What if I went into a sign-making shop in San Francisco’s Castro District and ordered a 20-x-10-foot sign that said SODOMY IS AN ABOMINATION? I’d be a jerk, that’s what.
What about the
comedian who went into a black dry cleaner’s shop in Los Angeles and asked him to clean his Klan outfit?
What if an Orthodox Jewish caterer was asked to spit-roast a pig?
A case in Canada pitted a Muslim barber who refused to cut a lesbian client’s hair due to Islamic proscriptions against touching lesbians…or something. Rather than seeking out a willing lesbian barber—this is Toronto, after all, and I’m sure it’s filled with eager lesbian barbers willing to make a honest buck shearing their cohorts—she went crying to the
Human Rights Tribunal of Ontario.
In the mid-1960s, future Georgia Governor
Lester Maddox—who truly has the perfect name for a segregationist—shut down his Atlanta restaurant rather than serve blacks. Does this make him a bigot, a man of conscience, or both?
I know someone who works in a sushi restaurant, and she says she dreads black customers because they are routinely rude, loud, and they never tip. Doesn’t forcing her to serve them violate the 13th Amendment’s clause against involuntary servitude?
In my years working as a Philadelphia cabdriver, I received a grand total of $1 in tips from my innumerable black customers. Even the black cabbies would complain about black customers’ stinginess. Why does their “right” to not be discriminated against trump my “right” to make money?

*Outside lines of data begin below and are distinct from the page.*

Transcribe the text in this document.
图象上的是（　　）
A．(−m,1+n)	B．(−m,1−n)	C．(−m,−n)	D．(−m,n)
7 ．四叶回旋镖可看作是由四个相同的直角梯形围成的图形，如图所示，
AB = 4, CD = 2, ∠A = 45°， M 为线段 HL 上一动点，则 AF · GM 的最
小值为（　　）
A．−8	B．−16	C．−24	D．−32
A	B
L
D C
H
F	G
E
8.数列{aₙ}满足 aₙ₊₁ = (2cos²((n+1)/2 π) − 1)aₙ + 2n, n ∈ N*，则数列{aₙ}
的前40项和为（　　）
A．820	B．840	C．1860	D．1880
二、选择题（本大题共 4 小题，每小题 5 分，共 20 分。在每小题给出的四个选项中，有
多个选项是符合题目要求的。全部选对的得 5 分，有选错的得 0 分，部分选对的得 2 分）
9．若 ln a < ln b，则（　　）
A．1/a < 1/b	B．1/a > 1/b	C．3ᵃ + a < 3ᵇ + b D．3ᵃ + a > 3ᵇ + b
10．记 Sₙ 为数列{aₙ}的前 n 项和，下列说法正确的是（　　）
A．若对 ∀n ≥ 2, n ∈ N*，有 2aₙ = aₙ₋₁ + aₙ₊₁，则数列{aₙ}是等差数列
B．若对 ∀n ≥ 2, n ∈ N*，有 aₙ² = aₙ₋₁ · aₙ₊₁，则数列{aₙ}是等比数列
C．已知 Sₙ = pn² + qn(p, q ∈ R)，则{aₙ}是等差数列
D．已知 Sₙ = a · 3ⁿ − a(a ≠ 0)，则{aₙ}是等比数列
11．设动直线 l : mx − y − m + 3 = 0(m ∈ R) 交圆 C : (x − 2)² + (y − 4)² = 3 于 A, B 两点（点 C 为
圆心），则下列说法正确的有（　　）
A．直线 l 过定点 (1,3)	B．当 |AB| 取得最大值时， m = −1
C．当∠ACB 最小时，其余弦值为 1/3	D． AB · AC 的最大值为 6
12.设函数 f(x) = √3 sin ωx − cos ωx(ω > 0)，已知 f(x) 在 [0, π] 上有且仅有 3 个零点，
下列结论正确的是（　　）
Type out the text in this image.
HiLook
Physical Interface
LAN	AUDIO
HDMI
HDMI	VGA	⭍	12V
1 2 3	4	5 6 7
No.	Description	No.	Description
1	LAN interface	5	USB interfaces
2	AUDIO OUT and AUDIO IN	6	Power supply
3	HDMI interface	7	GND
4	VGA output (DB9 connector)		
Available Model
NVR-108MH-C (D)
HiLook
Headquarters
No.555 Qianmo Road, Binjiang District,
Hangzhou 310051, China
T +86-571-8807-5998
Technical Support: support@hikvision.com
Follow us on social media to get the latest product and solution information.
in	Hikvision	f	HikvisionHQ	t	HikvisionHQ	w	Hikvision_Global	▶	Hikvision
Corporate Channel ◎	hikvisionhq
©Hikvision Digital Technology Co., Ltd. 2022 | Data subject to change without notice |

Because, I fear, “rights” are a zero-sum game, and the spoils usually go to whoever is pushiest.
And these days, the gays are pushing harder than a steroidal muscle fag mounting a bony twink from behind.
From the Civil Rights movements of the 1960s up to the ceaseless modern minoritarian onslaughts against the unwilling, the principle of “freedom of association” has been fairly stomped to death. Freedom of association involves the consent of both parties, because forcing someone to schmooze with someone with whom they have zero desire to engage is not freedom—it’s coercion.
The US Constitution makes no explicit mention of “freedom of association,” although the First Amendment mentions “the right of the people peaceably to assemble.”
But what about the right to avoid people? For a misanthrope such as myself, that should be the crown jewel of human rights, the one that supersedes and undermines all others. If society refuses to acknowledge a fundamental right to be left alone, we are headed pell-mell into a Dictatorship of the Pushy.